Today we have a special treat, a guest post from best-selling writer Michael J. Sullivan.
I came upon Mr. Sullivan on another blog and was really impressed with his grasp of the writing market today and his elequent explanation of them. Here, again, Mr. Sullivan shares his insights with the rest of us.
Why it’s such a great time to be a writer
At any given time there are plenty of Chicken Little wannabes proclaiming how the sky is falling when it comes to the business of books. I’m sure the scribes of Guttenberg’s days weren’t too happy about the disruptive technology of movable type. And despite much gnashing of teeth about the introduction of e-readers, ebooks are proving to be a boon for authors and publishers alike. Both of these technologies are making it easier for readers to obtain books, and significantly increasing the number of titles available. When the environment is good for the reader, ultimately writers and publishers thrive, but that’s just one of the reasons why now is such a good time for authors. Let’s look at some others.
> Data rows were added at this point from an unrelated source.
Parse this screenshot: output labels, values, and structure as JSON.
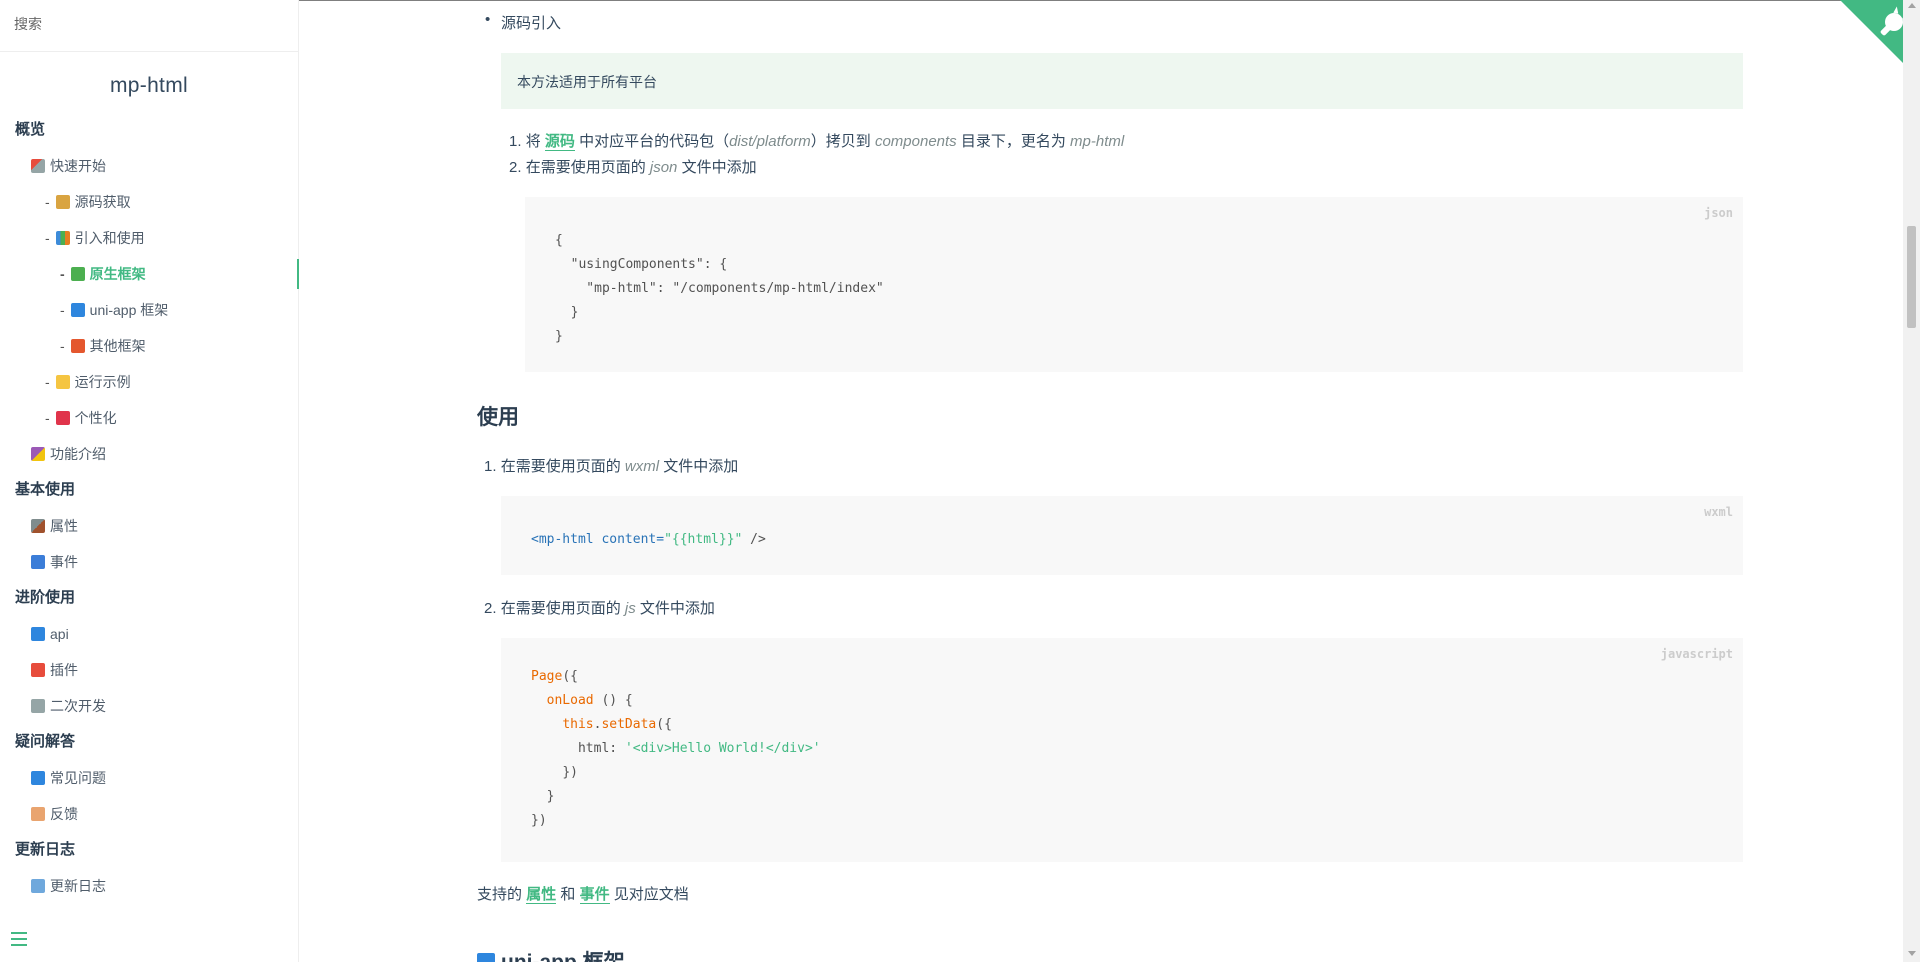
{
  "sidebar": {
    "search_placeholder": "搜索",
    "app_name": "mp-html",
    "sections": [
      {
        "title": "概览",
        "items": [
          {
            "label": "快速开始",
            "icon": "rocket-icon",
            "level": 1
          },
          {
            "label": "源码获取",
            "icon": "package-icon",
            "level": 2
          },
          {
            "label": "引入和使用",
            "icon": "books-icon",
            "level": 2
          },
          {
            "label": "原生框架",
            "icon": "green-book-icon",
            "level": 3,
            "active": true
          },
          {
            "label": "uni-app 框架",
            "icon": "blue-book-icon",
            "level": 3
          },
          {
            "label": "其他框架",
            "icon": "orange-book-icon",
            "level": 3
          },
          {
            "label": "运行示例",
            "icon": "bulb-icon",
            "level": 2
          },
          {
            "label": "个性化",
            "icon": "pin-icon",
            "level": 2
          },
          {
            "label": "功能介绍",
            "icon": "party-icon",
            "level": 1
          }
        ]
      },
      {
        "title": "基本使用",
        "items": [
          {
            "label": "属性",
            "icon": "hammer-icon",
            "level": 1
          },
          {
            "label": "事件",
            "icon": "mailbox-icon",
            "level": 1
          }
        ]
      },
      {
        "title": "进阶使用",
        "items": [
          {
            "label": "api",
            "icon": "magnifier-icon",
            "level": 1
          },
          {
            "label": "插件",
            "icon": "pushpin-icon",
            "level": 1
          },
          {
            "label": "二次开发",
            "icon": "wrench-icon",
            "level": 1
          }
        ]
      },
      {
        "title": "疑问解答",
        "items": [
          {
            "label": "常见问题",
            "icon": "book-icon",
            "level": 1
          },
          {
            "label": "反馈",
            "icon": "envelope-icon",
            "level": 1
          }
        ]
      },
      {
        "title": "更新日志",
        "items": [
          {
            "label": "更新日志",
            "icon": "open-book-icon",
            "level": 1
          }
        ]
      }
    ]
  },
  "content": {
    "bullet": "源码引入",
    "tip": "本方法适用于所有平台",
    "step1": {
      "num": "1.",
      "pre": "将",
      "link": "源码",
      "mid": "中对应平台的代码包（",
      "path": "dist/platform",
      "mid2": "）拷贝到",
      "dir": "components",
      "mid3": "目录下，更名为",
      "name": "mp-html"
    },
    "step2": {
      "num": "2.",
      "pre": "在需要使用页面的",
      "file": "json",
      "post": "文件中添加"
    },
    "json_code": {
      "lang": "json",
      "lines": [
        "{",
        "  \"usingComponents\": {",
        "    \"mp-html\": \"/components/mp-html/index\"",
        "  }",
        "}"
      ]
    },
    "h2_use": "使用",
    "use1": {
      "num": "1.",
      "pre": "在需要使用页面的",
      "file": "wxml",
      "post": "文件中添加"
    },
    "wxml_code": {
      "lang": "wxml",
      "tag_open": "<mp-html",
      "attr": "content=",
      "val": "\"{{html}}\"",
      "tag_close": " />"
    },
    "use2": {
      "num": "2.",
      "pre": "在需要使用页面的",
      "file": "js",
      "post": "文件中添加"
    },
    "js_code": {
      "lang": "javascript",
      "l1_fn": "Page",
      "l1_rest": "({",
      "l2_fn": "onLoad",
      "l2_rest": " () {",
      "l3_this": "this",
      "l3_dot": ".",
      "l3_fn": "setData",
      "l3_rest": "({",
      "l4_key": "html: ",
      "l4_str": "'<div>Hello World!</div>'",
      "l5": "})",
      "l6": "}",
      "l7": "})"
    },
    "support": {
      "pre": "支持的",
      "link1": "属性",
      "and": "和",
      "link2": "事件",
      "post": "见对应文档"
    },
    "h2_next": "uni-app 框架"
  },
  "colors": {
    "accent": "#42b983",
    "text": "#34495e",
    "code_bg": "#f8f8f8",
    "tip_bg": "#eef7f0"
  }
}
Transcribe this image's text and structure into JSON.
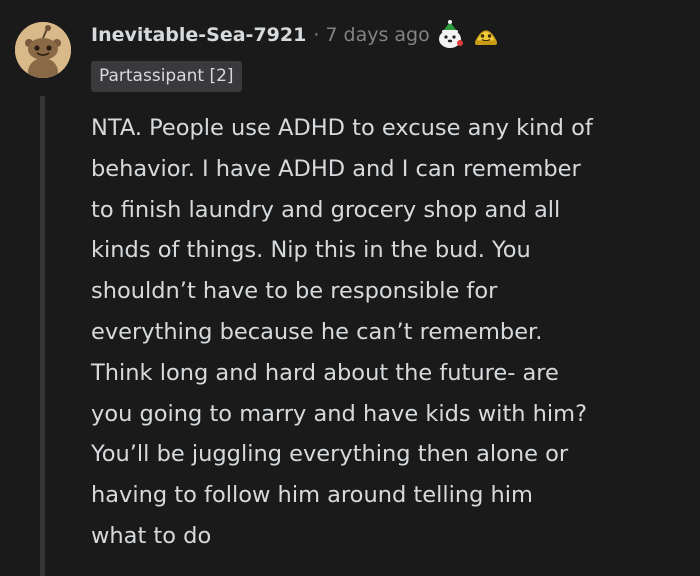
{
  "comment": {
    "author": "Inevitable-Sea-7921",
    "separator": "·",
    "timestamp": "7 days ago",
    "flair": "Partassipant [2]",
    "awards": [
      {
        "name": "wholesome-seal-award-icon"
      },
      {
        "name": "gold-award-icon"
      }
    ],
    "avatar_icon": "snoo-avatar-icon",
    "body_lines": [
      "NTA. People use ADHD to excuse any kind of",
      "behavior. I have ADHD and I can remember",
      "to finish laundry and grocery shop and all",
      "kinds of things. Nip this in the bud. You",
      "shouldn’t have to be responsible for",
      "everything because he can’t remember.",
      "Think long and hard about the future- are",
      "you going to marry and have kids with him?",
      "You’ll be juggling everything then alone or",
      "having to follow him around telling him",
      "what to do"
    ]
  },
  "colors": {
    "background": "#1a1a1b",
    "text": "#d7dadc",
    "meta": "#818384",
    "flair_bg": "#3a3a3c",
    "thread_line": "#343536",
    "avatar_bg": "#d9b98a"
  }
}
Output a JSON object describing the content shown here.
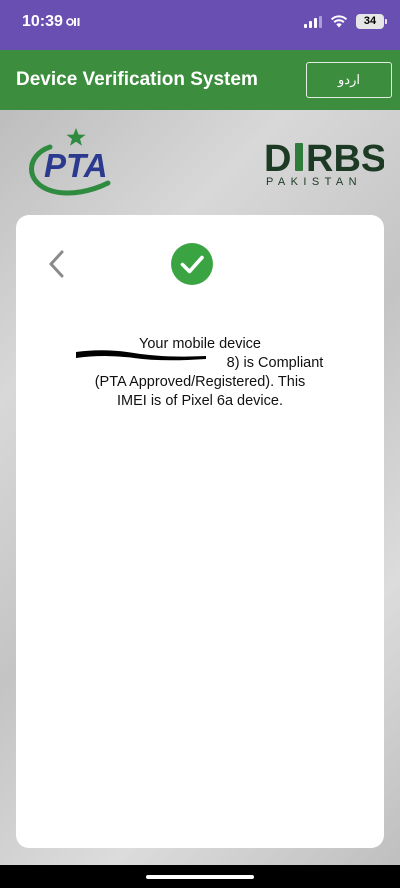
{
  "status_bar": {
    "time": "10:39",
    "battery_level": "34",
    "icons": [
      "location-icon",
      "signal-icon",
      "wifi-icon",
      "battery-icon"
    ]
  },
  "app_bar": {
    "title": "Device Verification System",
    "language_button": "اردو",
    "color": "#3c8d3e"
  },
  "logos": {
    "pta": {
      "text": "PTA"
    },
    "dirbs": {
      "word_prefix": "D",
      "word_suffix": "RBS",
      "subtitle": "PAKISTAN"
    }
  },
  "result": {
    "status_icon": "check-icon",
    "status_color": "#3aa442",
    "message_line1": "Your mobile device",
    "message_line2": "8) is Compliant",
    "message_line3": "(PTA Approved/Registered). This",
    "message_line4": "IMEI is of Pixel 6a device."
  },
  "colors": {
    "status_bar": "#6a4fb3",
    "pta_blue": "#2b3a8f",
    "pta_green": "#2e8b3f",
    "dirbs_dark": "#1d3a24"
  }
}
The “which way is best” wars
Go to any forum where writers congregate and you’ll see plenty of posts where people debate self-publishing verses traditional with full-throated conviction. Within those threads, you’ll find their opponents just as vehemently decrying why the posters assertion is emphatically wrong. I enjoy these exchanges, and having done both (with a good degree of success), I can see what they seem blinded to…that they are both 100% correct.
The good news is that there are two VERY viable ways to publish and there is no universal right or wrong, just one that is going to mesh better with a given author’s goals and abilities. I don’t know why there’s so much controversy. Choice and opportunity are good things, and having a choice doesn’t mean the traditional no longer has merit.
The one piece of advice I’ll give to those seeking success through the self-publishing path, is to produce a book that is indistinguishable from those released by New York. This means an attractive cover, captivating “back of the book” copy, professionally looking layout, error-free editing, and a killer opening (as people certainly are going to be sampling before they buy).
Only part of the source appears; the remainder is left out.